Multiple Authentication Schemes

By: Chris Dunn

If you haven't read my post on cookie authentication in .net core, I suggest you do that now since I will be referencing it in the following post.

There will be times when you will want more than one sign in under a web application.  This usually involves a member section and an administrative section of your application.  You could write two separate applications, one for the front-end, and another for the back-end.  Sometimes this is overkill and tricky depending on your deployment infrastructure. 

Finally, you could merge the admin user and members and instead utilize "roles".  If you've looked at all of those options and they don't fit, then we could simply provide two Authentication Schemes for the application.

So, building on my first cookie authentication post's example, let's look at the ConfigureServices method of the StartUp class.  When we are adding our Authentication to the services, where we originally added a single cookie, we can simply add a second cookie with a different scheme name. 

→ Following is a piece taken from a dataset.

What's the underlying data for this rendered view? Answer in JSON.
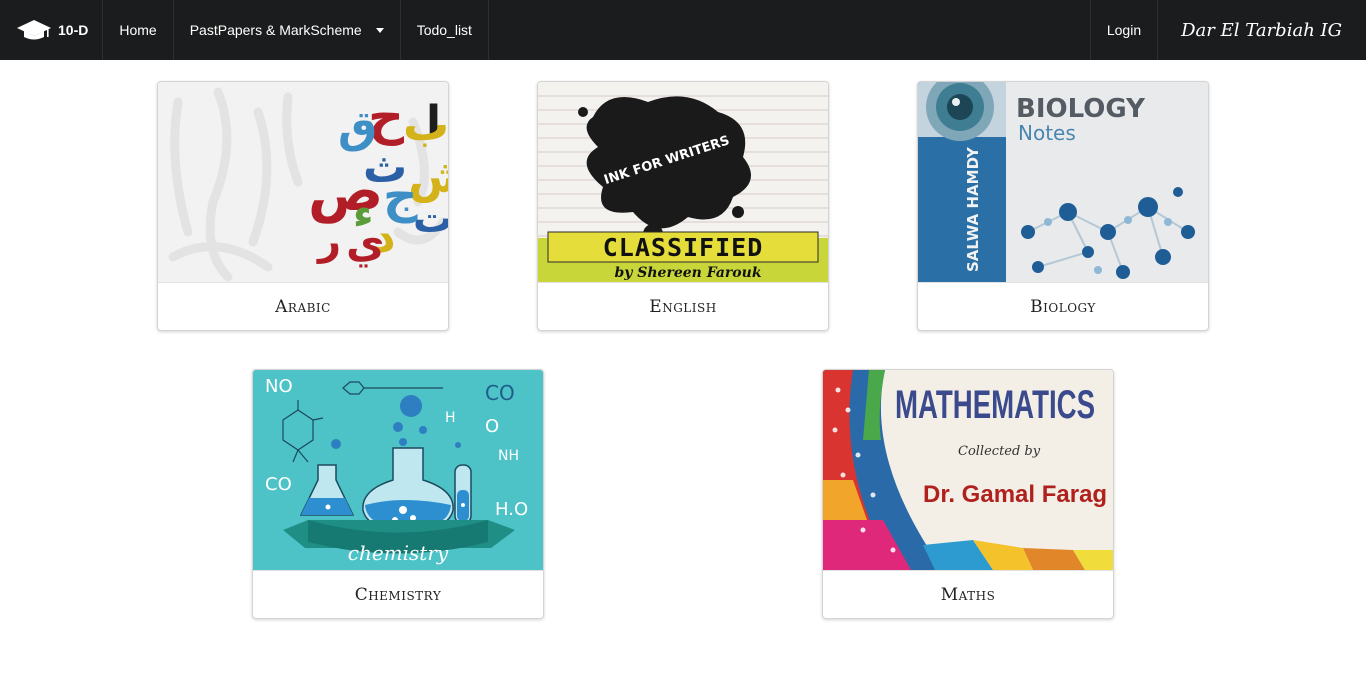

In the code below, the first parameter in the AddCookie method is the Scheme name.  For this example, I called one scheme "admin" for the backend, and one "member" for the front-end.  I have also pointed to the associated paths for login and denied as well as a unique cookie name for the scheme.

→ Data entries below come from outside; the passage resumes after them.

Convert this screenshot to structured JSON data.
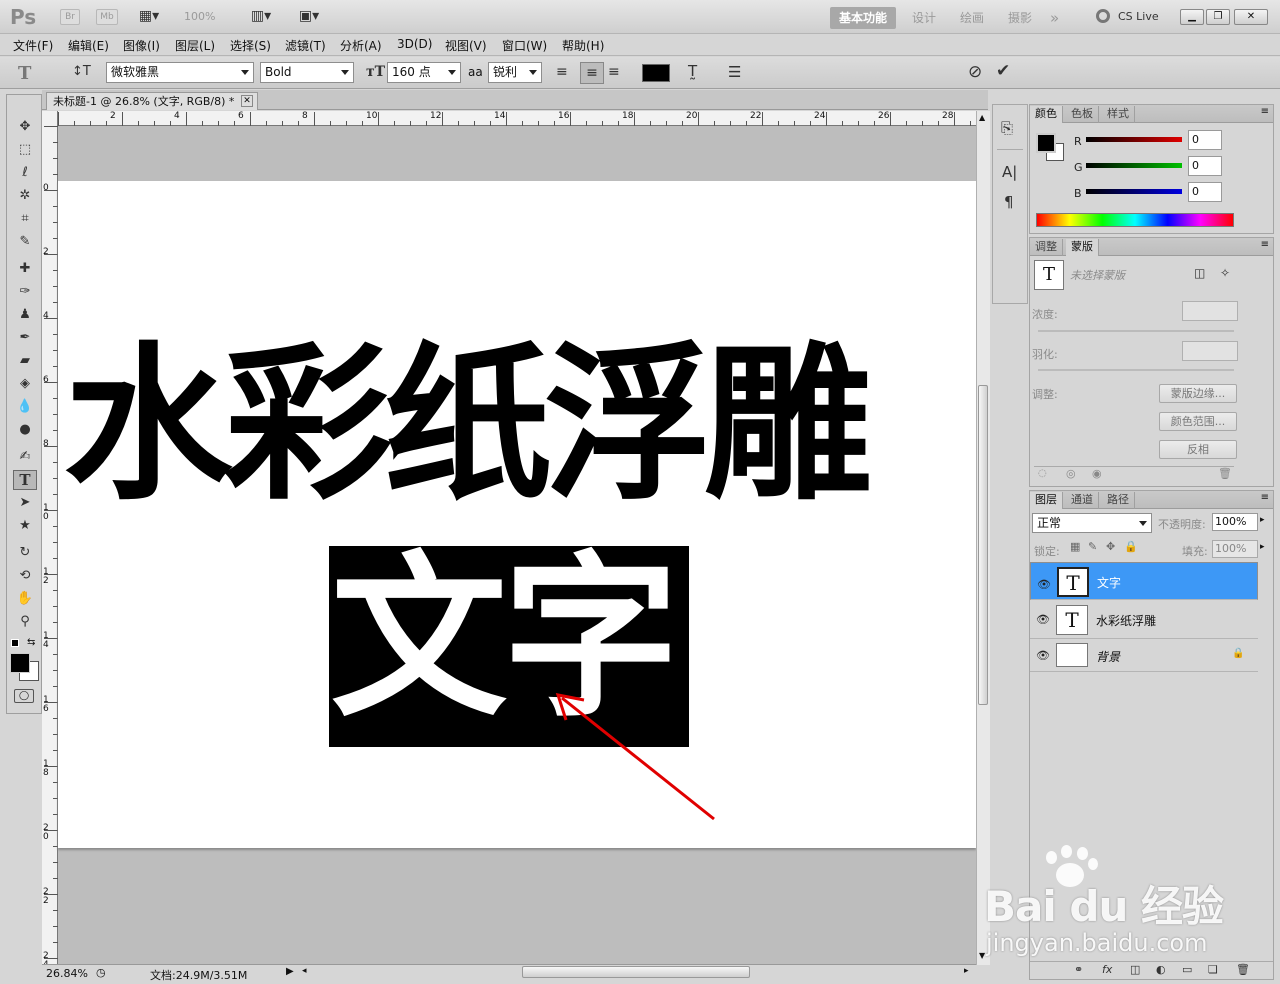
{
  "titlebar": {
    "logo": "Ps",
    "bridge": "Br",
    "minibridge": "Mb",
    "zoom": "100%",
    "workspaces": [
      "基本功能",
      "设计",
      "绘画",
      "摄影"
    ],
    "more": "»",
    "cslive": "CS Live"
  },
  "menu": [
    "文件(F)",
    "编辑(E)",
    "图像(I)",
    "图层(L)",
    "选择(S)",
    "滤镜(T)",
    "分析(A)",
    "3D(D)",
    "视图(V)",
    "窗口(W)",
    "帮助(H)"
  ],
  "options": {
    "font_family": "微软雅黑",
    "font_style": "Bold",
    "font_size": "160 点",
    "aa_label": "aa",
    "antialias": "锐利",
    "color": "#000000"
  },
  "document": {
    "tab_title": "未标题-1 @ 26.8% (文字, RGB/8) *",
    "close": "✕",
    "main_text": "水彩纸浮雕",
    "selected_text": "文字",
    "ruler_top": [
      "2",
      "4",
      "6",
      "8",
      "10",
      "12",
      "14",
      "16",
      "18",
      "20",
      "22",
      "24",
      "26",
      "28"
    ],
    "ruler_left": [
      "0",
      "2",
      "4",
      "6",
      "8",
      "10",
      "12",
      "14",
      "16",
      "18",
      "20",
      "22",
      "24"
    ]
  },
  "status": {
    "zoom": "26.84%",
    "doc": "文档:24.9M/3.51M"
  },
  "color_panel": {
    "tabs": [
      "颜色",
      "色板",
      "样式"
    ],
    "channels": [
      {
        "label": "R",
        "value": "0",
        "color": "#e00000"
      },
      {
        "label": "G",
        "value": "0",
        "color": "#00c000"
      },
      {
        "label": "B",
        "value": "0",
        "color": "#0000e0"
      }
    ]
  },
  "masks_panel": {
    "tabs": [
      "调整",
      "蒙版"
    ],
    "no_mask": "未选择蒙版",
    "density": "浓度:",
    "feather": "羽化:",
    "refine": "调整:",
    "buttons": [
      "蒙版边缘...",
      "颜色范围...",
      "反相"
    ]
  },
  "layers_panel": {
    "tabs": [
      "图层",
      "通道",
      "路径"
    ],
    "blend_mode": "正常",
    "opacity_label": "不透明度:",
    "opacity": "100%",
    "lock_label": "锁定:",
    "fill_label": "填充:",
    "fill": "100%",
    "layers": [
      {
        "name": "文字",
        "thumb": "T",
        "selected": true
      },
      {
        "name": "水彩纸浮雕",
        "thumb": "T",
        "selected": false
      },
      {
        "name": "背景",
        "thumb": "",
        "selected": false
      }
    ]
  },
  "watermark": {
    "brand": "Bai du 经验",
    "url": "jingyan.baidu.com"
  }
}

//Add cookie authentication configuration
            services.AddAuthentication(CookieAuthenticationDefaults.AuthenticationScheme)
                 .AddCookie("admin",
                    options =>
                    {
                        options.LoginPath = new PathString("/admin/auth/signin");
                        options.AccessDeniedPath = new PathString("/admin/auth/denied");
                        options.Cookie.Name = "AdminCookieAuth";

                    })
                .AddCookie("member".
                    options =>
                    {
                        options.LoginPath = new PathString("/auth/signin");
                        options.AccessDeniedPath = new PathString("/auth/denied");
                        options.Cookie.Name = "MemberCookieAuth";
                    });

In the Sign In action methods for the AuthControllers for each area, we'll need to specify the scheme name as the first parameter of the HttpContext.SignInAsync method.

                await HttpContext.SignInAsync("admin",
                    principal,
                    new AuthenticationProperties
                    {
                        ExpiresUtc = DateTime.UtcNow.AddMinutes(25),
                        AllowRefresh = false,
                        IsPersistent = false
                    });

                await HttpContext.SignInAsync("member",
                    principal,
                    new AuthenticationProperties
                    {
                        ExpiresUtc = DateTime.UtcNow.AddMinutes(25),
                        AllowRefresh = false,
                        IsPersistent = false
                    });

Now, to protect a controller or action with the Authorize attribute, we now need to provide the sheme we are authorizing instead of an empty attribute. We use Authorize(AuthenticationSchemes = "admin") to indicate the admin scheme. In my example I am placing the administrative back end under a separate area, hence the Area attribute, but you don't need to do so if you organize differently.

    [Area("Admin")]
    [Authorize(AuthenticationSchemes = "admin")]
    public class AdminHomeController : Controller
    {

   }

    [Authorize(AuthenticationSchemes = "member")]
    public class MemberHomeController : Controller
    {

   }

And that's all there is to having more than one sign in for a single web application. In this post i've outlined two schemes but you can obviously have more if you are so inclined.